Ella is actually small but loves it when I take photos giving the illusion she is the height of a barn.
Last year, Ella did not even have a barn to call home. She escaped from a dairy farm, no longer interested in being milked or bred or losing her babies to auction.
The farm could not catch her, because Ella is wily and smart. She evaded capture and soon the farm gave up. Animal control tried to catch her and they too failed.
A woman noticed the lone goat and started the long process of befriending her. She bought hay and grain. She opened up a small barn for the goat to nestle down in at night, if she so desired. At no point did she ever push Ella.
But Ella needed a family, a herd. Other neighbors were not so kind, not interested in a goat running through their unfenced yards.

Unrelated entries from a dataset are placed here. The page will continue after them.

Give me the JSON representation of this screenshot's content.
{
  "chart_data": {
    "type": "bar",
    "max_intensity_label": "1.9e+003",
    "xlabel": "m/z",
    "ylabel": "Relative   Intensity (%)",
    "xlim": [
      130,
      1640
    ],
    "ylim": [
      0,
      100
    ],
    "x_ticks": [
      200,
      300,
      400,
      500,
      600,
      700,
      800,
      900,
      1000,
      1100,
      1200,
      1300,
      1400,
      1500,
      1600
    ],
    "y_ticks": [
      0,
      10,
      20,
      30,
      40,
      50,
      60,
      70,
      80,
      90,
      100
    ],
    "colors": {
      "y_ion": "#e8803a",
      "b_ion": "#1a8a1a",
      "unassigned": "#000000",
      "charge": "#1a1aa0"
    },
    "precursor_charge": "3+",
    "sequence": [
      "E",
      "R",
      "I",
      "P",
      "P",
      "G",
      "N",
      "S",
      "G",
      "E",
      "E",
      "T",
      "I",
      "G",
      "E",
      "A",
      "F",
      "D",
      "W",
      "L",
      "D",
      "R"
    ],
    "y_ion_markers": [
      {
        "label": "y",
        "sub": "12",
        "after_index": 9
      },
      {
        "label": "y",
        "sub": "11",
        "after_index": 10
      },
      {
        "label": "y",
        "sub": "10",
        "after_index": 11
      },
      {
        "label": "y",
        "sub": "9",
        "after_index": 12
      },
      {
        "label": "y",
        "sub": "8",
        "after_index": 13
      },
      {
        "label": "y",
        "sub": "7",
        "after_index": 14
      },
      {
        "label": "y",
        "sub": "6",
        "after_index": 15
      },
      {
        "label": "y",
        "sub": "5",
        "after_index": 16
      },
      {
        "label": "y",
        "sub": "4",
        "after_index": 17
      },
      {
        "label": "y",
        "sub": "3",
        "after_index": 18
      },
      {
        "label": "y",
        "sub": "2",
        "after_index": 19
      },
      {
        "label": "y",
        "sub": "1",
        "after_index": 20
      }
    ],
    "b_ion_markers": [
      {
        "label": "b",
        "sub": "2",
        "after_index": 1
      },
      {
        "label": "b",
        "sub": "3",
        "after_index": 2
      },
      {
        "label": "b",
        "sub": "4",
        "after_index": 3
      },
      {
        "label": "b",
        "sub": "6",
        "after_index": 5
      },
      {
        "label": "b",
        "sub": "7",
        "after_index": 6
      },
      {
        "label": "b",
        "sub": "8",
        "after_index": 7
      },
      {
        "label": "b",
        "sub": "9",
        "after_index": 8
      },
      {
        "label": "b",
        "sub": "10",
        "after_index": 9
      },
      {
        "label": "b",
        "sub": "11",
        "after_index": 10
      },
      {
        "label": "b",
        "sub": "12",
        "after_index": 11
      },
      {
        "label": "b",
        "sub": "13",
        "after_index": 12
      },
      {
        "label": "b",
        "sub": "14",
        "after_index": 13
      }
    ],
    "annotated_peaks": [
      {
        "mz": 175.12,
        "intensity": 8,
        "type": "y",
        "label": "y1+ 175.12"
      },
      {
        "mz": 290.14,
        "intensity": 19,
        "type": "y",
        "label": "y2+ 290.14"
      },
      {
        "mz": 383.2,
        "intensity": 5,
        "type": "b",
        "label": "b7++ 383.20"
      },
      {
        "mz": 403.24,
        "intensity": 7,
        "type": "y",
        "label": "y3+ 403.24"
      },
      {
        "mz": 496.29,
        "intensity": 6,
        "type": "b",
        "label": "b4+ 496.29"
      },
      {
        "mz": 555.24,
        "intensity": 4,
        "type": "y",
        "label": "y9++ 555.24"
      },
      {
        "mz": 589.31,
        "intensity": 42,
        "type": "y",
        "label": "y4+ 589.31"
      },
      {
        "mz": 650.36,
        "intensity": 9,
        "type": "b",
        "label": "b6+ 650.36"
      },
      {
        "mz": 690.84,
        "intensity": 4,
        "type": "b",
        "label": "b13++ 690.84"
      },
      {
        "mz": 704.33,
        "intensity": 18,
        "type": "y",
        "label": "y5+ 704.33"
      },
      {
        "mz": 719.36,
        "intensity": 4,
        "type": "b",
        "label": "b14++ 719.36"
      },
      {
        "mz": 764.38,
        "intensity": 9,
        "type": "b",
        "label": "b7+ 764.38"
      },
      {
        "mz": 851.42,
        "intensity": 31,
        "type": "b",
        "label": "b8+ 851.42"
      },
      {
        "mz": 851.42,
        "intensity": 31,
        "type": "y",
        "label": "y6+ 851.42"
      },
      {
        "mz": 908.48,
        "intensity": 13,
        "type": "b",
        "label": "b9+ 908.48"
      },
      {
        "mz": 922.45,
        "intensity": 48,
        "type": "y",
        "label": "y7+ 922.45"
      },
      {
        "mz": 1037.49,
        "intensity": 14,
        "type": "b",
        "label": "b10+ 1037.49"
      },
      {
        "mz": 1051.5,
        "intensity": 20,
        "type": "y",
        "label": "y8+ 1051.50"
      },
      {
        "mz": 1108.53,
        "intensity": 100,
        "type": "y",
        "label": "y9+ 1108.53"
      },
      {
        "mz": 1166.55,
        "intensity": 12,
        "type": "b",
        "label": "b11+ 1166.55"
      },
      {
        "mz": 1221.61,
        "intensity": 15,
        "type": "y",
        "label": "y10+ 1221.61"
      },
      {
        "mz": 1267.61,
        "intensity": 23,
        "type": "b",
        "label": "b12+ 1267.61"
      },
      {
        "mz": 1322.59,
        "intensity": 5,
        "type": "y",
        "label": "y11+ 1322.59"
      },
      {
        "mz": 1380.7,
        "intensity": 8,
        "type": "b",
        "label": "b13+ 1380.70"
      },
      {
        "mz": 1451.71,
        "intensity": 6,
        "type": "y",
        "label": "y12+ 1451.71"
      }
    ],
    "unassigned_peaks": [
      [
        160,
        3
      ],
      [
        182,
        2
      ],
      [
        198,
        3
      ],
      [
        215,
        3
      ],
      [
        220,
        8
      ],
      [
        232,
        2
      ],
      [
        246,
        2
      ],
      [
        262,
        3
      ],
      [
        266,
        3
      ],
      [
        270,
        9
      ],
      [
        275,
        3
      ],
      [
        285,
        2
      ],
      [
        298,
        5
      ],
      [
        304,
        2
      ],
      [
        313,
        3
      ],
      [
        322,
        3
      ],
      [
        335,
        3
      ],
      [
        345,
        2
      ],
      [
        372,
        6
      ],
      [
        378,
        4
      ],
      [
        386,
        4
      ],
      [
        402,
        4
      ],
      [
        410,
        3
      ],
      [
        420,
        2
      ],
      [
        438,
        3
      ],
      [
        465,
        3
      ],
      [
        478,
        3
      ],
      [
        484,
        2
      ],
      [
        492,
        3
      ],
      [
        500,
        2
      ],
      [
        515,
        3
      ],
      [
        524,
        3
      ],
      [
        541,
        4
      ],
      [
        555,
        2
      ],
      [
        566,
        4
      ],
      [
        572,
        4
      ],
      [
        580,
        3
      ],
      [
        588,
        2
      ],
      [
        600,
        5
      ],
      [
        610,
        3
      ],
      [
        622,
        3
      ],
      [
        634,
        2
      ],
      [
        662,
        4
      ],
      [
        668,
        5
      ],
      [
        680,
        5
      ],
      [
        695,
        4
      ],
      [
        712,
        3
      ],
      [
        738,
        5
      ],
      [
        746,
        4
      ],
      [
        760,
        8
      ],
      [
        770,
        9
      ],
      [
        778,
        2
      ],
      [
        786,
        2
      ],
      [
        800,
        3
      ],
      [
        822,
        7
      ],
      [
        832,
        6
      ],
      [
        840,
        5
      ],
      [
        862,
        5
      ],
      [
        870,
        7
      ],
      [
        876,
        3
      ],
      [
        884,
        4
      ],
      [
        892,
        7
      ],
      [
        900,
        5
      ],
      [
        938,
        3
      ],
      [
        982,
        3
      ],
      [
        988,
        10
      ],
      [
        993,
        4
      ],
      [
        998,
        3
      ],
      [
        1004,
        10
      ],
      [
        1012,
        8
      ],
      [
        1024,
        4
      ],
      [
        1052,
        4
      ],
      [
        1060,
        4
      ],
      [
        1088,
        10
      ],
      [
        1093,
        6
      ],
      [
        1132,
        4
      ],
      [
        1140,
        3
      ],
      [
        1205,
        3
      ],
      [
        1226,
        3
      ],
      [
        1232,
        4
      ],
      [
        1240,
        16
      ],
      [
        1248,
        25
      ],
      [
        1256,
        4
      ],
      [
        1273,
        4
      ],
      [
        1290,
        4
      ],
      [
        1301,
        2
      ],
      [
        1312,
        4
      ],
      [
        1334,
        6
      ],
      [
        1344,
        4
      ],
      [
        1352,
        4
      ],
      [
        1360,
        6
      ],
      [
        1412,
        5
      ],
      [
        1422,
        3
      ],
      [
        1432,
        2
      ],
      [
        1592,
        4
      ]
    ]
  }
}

Some were letting their dogs chase the little white goat. And others threatened to shoot her.
The woman needed to act fast. She called us and we drove out trailer out that day. A lone goat very quickly can become a dead goat. We thought it would take days to catch her. She would not come near us, and the sound of the trailer and truck frightened her.
We asked the woman to try. We hid, out of sight. It took her fifteen minutes to get Ella into the back of that trailer. Fifteen minutes. That doesn't encapsulate all of what it took to save Ella - it took an immense amount of patience and kindness too.
Now Ella is with a herd of rescued goats. She will live out her life at the sanctuary.
And she loves being taller than a barn!